In the restaurant business you can sell cheap food to lots of people, or you can sell expensive food to a few.
The design of most restaurants reflects this reality.
Places like McDonalds are made for a quick turnover. The tables are cramped and the chairs purposely uncomfortable to sit in for long.
The idea is you will eat quickly and go, making space for more customers.
High end restaurants, on the other hand, tend to have much larger tables and more comfortable chairs.
Long lunches are encouraged so long as multiple courses are served and the wine flows.
Restaurant suppliers even categorise chairs by the duration people are willing to sit in them.

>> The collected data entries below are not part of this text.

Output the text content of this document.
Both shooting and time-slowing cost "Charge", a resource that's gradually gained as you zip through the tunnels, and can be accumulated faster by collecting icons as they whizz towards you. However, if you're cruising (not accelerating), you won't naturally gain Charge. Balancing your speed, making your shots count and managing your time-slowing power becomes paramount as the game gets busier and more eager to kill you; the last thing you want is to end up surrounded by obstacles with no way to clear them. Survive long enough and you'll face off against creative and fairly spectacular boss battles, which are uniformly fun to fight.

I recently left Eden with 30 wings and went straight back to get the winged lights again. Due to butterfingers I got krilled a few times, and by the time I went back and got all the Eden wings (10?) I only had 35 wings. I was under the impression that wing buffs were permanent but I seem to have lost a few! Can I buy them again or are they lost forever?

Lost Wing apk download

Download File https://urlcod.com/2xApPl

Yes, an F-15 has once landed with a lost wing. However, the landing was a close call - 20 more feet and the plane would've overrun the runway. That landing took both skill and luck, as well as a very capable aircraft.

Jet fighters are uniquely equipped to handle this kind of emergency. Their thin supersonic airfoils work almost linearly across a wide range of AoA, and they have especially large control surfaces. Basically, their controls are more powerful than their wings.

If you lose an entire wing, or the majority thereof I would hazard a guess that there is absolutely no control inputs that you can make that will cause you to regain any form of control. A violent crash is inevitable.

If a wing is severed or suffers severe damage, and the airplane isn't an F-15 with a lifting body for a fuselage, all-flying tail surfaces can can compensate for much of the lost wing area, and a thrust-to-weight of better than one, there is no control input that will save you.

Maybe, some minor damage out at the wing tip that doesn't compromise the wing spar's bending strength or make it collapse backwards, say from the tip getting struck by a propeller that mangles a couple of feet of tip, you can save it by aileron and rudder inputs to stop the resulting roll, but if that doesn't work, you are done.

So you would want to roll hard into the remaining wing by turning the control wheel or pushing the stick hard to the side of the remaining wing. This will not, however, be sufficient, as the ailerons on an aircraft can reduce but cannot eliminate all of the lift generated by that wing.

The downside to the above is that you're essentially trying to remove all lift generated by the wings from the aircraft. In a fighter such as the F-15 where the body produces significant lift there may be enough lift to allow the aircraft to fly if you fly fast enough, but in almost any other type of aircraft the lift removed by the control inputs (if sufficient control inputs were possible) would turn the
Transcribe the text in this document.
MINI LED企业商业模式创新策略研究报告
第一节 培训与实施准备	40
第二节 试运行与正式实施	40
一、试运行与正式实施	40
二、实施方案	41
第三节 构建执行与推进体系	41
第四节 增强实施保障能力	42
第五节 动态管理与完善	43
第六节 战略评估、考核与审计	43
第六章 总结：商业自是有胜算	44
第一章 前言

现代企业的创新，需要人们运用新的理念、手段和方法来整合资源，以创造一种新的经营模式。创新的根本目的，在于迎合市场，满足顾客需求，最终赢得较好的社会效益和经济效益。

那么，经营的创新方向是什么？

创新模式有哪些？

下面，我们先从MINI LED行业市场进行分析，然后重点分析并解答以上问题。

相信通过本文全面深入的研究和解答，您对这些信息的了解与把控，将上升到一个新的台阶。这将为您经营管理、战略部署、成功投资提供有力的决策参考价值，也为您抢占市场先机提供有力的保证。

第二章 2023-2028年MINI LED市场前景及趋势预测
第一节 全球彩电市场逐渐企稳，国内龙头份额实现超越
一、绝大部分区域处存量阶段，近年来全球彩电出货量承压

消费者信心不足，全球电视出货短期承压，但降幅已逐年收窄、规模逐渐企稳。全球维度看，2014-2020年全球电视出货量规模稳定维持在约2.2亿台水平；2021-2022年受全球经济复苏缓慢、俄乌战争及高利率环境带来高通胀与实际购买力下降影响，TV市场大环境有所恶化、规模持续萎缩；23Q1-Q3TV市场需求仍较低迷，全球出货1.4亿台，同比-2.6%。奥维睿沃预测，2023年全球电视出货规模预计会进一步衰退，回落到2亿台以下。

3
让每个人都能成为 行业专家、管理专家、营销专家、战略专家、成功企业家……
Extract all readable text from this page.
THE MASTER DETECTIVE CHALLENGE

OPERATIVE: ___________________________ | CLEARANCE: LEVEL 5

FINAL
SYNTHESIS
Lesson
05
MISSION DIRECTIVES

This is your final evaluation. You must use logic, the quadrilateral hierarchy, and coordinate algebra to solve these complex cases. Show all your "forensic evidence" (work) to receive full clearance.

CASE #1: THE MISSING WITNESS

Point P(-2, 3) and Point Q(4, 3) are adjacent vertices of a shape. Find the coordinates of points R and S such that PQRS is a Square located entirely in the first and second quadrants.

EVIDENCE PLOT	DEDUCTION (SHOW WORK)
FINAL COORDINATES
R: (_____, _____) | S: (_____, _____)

Opening a fast food place? Order the 30 minute metal seats.
Launching a fancy eatery? Go for the three hour plush ones.
As a recent episode of the podcast Planet Money noted, restaurants are not so much selling food as they are renting time and space to their diners.
“You’ve got to get the most out of every table, every seat, every minute that you’re open,” explains host Dan Pashman.
Stephani Robson, a design psychologist who now teaches at Cornell University, helps restauranteurs find the optimum balance between price, time and space.
One of Robson’s findings is that customers prefer tables that are “anchored” – whether in a corner or up against a wall – perhaps thanks to the caveman part of our brain that likes to defend our space.
“But there’s something else at play besides wanting to control your own personal territory when you choose that sweet little table for two in the corner,” Robson explains.
“You also want to disappear a little, to not draw attention to yourself. Let me take my Instagram shot of the sweet potato gnocchi in peace.”
She has found there is an optimum gap between tables of 16 inches.
“It’s the Goldilocks distance. We don’t like to feel too isolated; we also don’t like to feel too crammed together,” explains Pashman.
But for every rule there is an exception – and the rise of communal bench seating in premium restaurants is just that.